Beneficence The term beneficence refers to actions that promote the well being of others. In the medical context, this means taking actions that serve the best interests of patients. However, uncertainty surrounds the precise definition of which practices do in fact help patients. Non-maleficence (Least Harm)
The concept of non-maleficence is embodied by the phrase, “first, do no harm,” or the Latin, primum non nocere. Many consider that should be the main or primary consideration (hence primum): that it is more important not to harm your patient, than to do them good. This is partly because enthusiastic practitioners are prone to using treatments that they believe will do good, without first having evaluated them adequately to ensure they do no (or only acceptable levels of) harm. It is not only more important to do no harm than to do good; it is also important to know how likely it is that your treatment will harm a patient.

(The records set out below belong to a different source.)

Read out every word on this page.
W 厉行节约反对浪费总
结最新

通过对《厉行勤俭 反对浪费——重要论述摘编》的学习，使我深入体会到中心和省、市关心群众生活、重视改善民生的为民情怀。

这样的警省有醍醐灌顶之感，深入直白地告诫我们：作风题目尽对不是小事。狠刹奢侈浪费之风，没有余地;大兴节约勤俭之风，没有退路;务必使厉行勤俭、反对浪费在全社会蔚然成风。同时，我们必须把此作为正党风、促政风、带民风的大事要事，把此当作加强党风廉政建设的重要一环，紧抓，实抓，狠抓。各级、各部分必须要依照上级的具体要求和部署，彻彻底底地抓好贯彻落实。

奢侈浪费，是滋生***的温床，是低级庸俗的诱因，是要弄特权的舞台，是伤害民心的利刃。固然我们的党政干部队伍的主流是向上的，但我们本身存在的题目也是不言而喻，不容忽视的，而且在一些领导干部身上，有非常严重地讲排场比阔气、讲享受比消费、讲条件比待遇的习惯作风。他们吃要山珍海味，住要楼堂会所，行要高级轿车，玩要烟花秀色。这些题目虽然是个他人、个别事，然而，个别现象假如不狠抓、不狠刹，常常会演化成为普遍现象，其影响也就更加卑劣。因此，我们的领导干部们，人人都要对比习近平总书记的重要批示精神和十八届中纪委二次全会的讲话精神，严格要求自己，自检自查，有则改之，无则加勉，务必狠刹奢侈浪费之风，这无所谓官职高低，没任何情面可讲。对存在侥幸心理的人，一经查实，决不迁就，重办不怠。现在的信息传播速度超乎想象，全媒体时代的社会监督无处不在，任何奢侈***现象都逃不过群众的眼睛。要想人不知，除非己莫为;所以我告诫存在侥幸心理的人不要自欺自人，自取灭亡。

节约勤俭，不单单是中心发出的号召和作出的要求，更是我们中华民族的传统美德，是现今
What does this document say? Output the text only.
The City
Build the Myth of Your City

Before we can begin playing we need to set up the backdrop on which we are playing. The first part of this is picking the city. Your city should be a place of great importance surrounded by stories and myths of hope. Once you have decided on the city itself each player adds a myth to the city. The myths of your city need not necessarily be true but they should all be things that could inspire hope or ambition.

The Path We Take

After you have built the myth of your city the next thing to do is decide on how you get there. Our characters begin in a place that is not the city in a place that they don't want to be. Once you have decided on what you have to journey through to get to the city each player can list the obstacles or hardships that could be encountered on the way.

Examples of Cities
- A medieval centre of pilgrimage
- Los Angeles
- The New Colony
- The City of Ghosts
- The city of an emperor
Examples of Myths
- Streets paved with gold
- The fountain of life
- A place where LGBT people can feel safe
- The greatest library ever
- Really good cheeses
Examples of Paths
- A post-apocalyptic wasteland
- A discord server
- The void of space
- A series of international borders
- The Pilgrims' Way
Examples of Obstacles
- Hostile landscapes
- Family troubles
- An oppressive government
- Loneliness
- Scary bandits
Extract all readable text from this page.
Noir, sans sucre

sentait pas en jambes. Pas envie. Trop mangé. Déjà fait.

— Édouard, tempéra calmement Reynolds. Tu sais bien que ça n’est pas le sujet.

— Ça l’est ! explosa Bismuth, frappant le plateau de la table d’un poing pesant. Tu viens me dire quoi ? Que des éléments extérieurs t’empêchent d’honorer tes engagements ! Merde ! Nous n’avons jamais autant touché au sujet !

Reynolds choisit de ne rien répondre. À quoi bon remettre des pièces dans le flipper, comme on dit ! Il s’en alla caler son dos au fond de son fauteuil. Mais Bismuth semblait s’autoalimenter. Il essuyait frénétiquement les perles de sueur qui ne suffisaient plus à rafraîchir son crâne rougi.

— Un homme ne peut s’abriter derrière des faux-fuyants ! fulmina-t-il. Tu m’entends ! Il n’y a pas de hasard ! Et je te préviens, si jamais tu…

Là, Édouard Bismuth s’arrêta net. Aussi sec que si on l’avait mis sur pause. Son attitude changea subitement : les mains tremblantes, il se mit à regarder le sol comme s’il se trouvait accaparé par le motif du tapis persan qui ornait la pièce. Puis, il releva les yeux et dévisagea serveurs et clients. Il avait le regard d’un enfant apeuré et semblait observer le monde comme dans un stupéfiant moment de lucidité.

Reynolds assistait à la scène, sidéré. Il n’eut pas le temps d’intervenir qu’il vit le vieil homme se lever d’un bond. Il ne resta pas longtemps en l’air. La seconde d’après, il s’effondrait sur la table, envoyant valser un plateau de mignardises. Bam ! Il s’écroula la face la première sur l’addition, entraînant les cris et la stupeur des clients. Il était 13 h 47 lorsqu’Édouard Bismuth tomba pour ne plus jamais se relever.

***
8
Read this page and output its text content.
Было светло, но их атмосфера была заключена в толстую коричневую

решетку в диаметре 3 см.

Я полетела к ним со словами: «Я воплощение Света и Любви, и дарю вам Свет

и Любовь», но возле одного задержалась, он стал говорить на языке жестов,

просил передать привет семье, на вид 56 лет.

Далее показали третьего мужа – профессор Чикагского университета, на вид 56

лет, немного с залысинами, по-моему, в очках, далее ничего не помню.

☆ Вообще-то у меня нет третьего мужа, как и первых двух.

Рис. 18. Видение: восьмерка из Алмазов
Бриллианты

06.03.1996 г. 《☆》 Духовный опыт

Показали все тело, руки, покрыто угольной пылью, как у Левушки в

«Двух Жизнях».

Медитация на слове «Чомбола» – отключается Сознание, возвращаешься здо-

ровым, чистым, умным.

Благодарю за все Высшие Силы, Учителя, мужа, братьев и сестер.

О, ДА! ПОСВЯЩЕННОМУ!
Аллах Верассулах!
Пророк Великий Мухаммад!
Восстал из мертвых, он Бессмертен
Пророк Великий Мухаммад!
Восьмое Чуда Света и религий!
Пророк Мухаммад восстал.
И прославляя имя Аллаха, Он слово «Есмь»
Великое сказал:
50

So a physician not prescribe medications they know to be harmful. In practice, however, many treatments carry some risk of harm. In some circumstances, e.g. in desperate situations where the outcome without treatment will be grave, risky treatments that stand a high chance of harming the patient will be justified, as the risk of not treating is also very likely to do harm. So the principle of non-maleficence is not absolute, and balances against the principle of beneficence (doing good), as the effects of the two principles together often give rise to a double effect
Double effect refers to two types of consequences that may be produced by a single action, and in medical ethics it is usually regarded as the combined effect of beneficence and non-maleficence.
The justice ethical principle states that decision makers should focus on actions that are fair to those involved. This means that ethical decisions should be consistent with the ethical theory unless extenuating circumstances that can be justified exist in the case. This also means that cases with extenuating circumstances must contain a significant and vital difference from similar cases that justify the inconsistent decision.